L'autonomie, et pour ainsi parler l'autosuffisance de l'objet représenté par un nom dans un langage ne laisse pas cependant de soulever des difficultés logiques nées des mécanismes complexes de la référence, des modes de renvoi des noms aux objets dans un discours. Il semblerait que la substituabilité de deux noms d'un même objet soit un réquisit simple et minimal. Frege avait cependant déjà nuancé cette exigence en distinguant Bedeutung – renvoi à l'objet même – de Sinn ou sens – renvoi à la manière dont l'objet est présentement donné et pensé. Les logiciens philosophes à sa suite ont longuement analysé et discuté le cas des contextes « opaques », dans lesquels la substitution ne peut avoir lieu sans précaution. C'est ainsi que de deux énoncés vrais, où entre le nom du nombre 9 – « le nombre des planètes est 9 », et « le nombre 9 est nécessairement impair » –, on ne saurait conclure par simple substitution que « le nombre des planètes est nécessairement impair ». Russell avait déjà dans un article fameux de 1905 (« On Denoting ») montré qu'il convenait de ne pas reconnaître obligatoirement comme renvoyant effectivement à un objet certaines expressions du langage et proposé, pour éliminer de tels « pseudo-objets », le stratagème des « descriptions définies ». Le nom peut être alors éliminé de l'énoncé en introduisant une clause qui attribue à un objet indéterminé x une propriété convenable. Au lieu de dire : « un carré rond n'existe pas », on dira par exemple : « il est faux qu'il existe un objet x qui soit à la fois rond et carré ». Ainsi serait évitée la contradiction fâcheuse qui consiste à poser un objet – afin d'en pouvoir parler – pour aussitôt lui dénier l'existence.

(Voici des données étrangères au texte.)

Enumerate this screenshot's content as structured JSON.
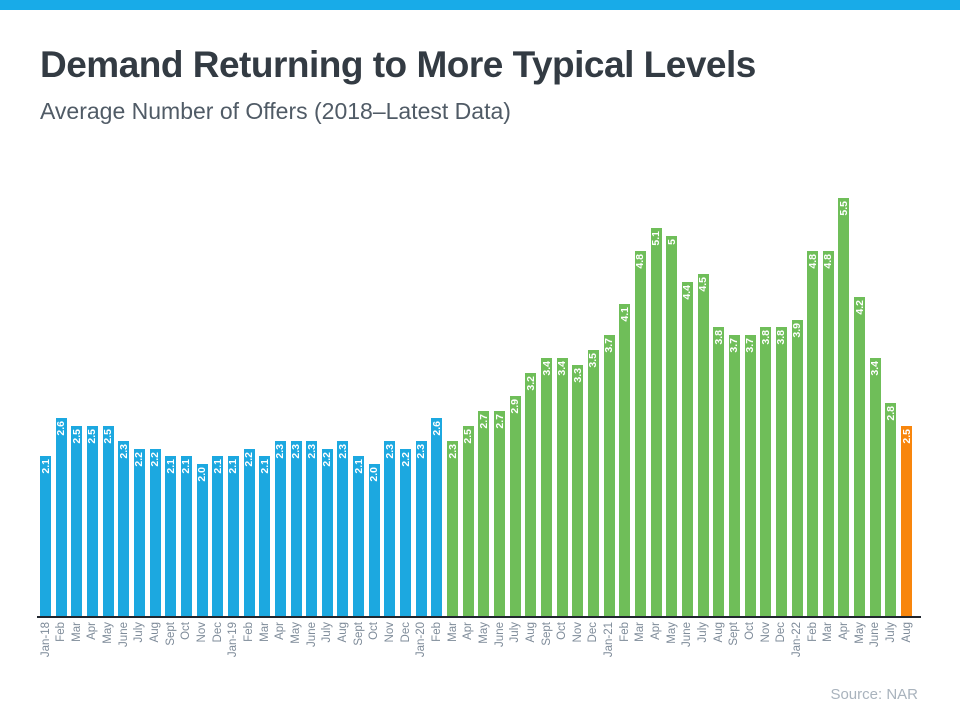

Mais qu'est-ce donc qu'exister pour un objet de pensée ? On observera tout d'abord que le mot exister a ici un sens métaphorique, puisque dans son usage ordinaire le mot d'existence suppose une détermination dans l'espace et dans le temps, ou à tout le moins dans le temps. Pour la tradition classique, l'existence d'un objet de pensée requiert comme condition nécessaire – et pour certains philosophes suffisante – la non-contradiction des propriétés qui le définissent. Mais pour un courant de pensée qu'on pourrait qualifier, en un sens large, d'« intuitionniste », la non-contradiction n'est pas le critère approprié. Chez J. H.  Lambert, contemporain de Kant, la Gedenkbarkeit (capacité d'être pensé) est, en particulier pour les concepts représentant des objets simples, une relation sui generis au sujet. De tels objets forment un système, une « harmonie », que la science a pour but de mettre en évidence et de formuler, au moins partiellement, dans un système de signes (Neues Organon, Alethiologie, paragr. 179-181). Pour Bolzano, un siècle plus tard, la Gegenständlichkeit (la propriété de se rapporter à des objets authentiques) attribuée à une représentation ou à une proposition est la propriété d'avoir ce qu'on appellerait aujourd'hui un modèle. L'objet d'une représentation est « le quelque chose, existant ou non existant, duquel nous disons d'ordinaire qu'elle le représente » (Wissenschaftslehre, paragr. 49). Bolzano reconnaît qu'il y a des représentations sans objets, c'est-à-dire ne pouvant avoir de relation avec quelque objet que ce soit : par exemple « rien » ou « √− 1 »... Mais cette « non-objectalité » n'empêche nullement leur emploi comme parties de propositions vraies, dans la mesure où elles sont prises alors au second degré, la représentation vide d'objet devenant ainsi l'objet d'une représentation d'elle-même. Plus près de nous, Husserl et Meinong ont développé des théories de l'objet de pensée faisant apparaître différents degrés d'existence. Dans une perspective plus radicale, Quine propose de prendre pour critère de l'existence des objets de pensée indispensables à une théorie l'occurrence de leur désignateur sous un signe de quantification. C'est qu'alors en effet un domaine d'entités est explicitement postulé, afin que la formule considérée prenne sens et valeur de vérité.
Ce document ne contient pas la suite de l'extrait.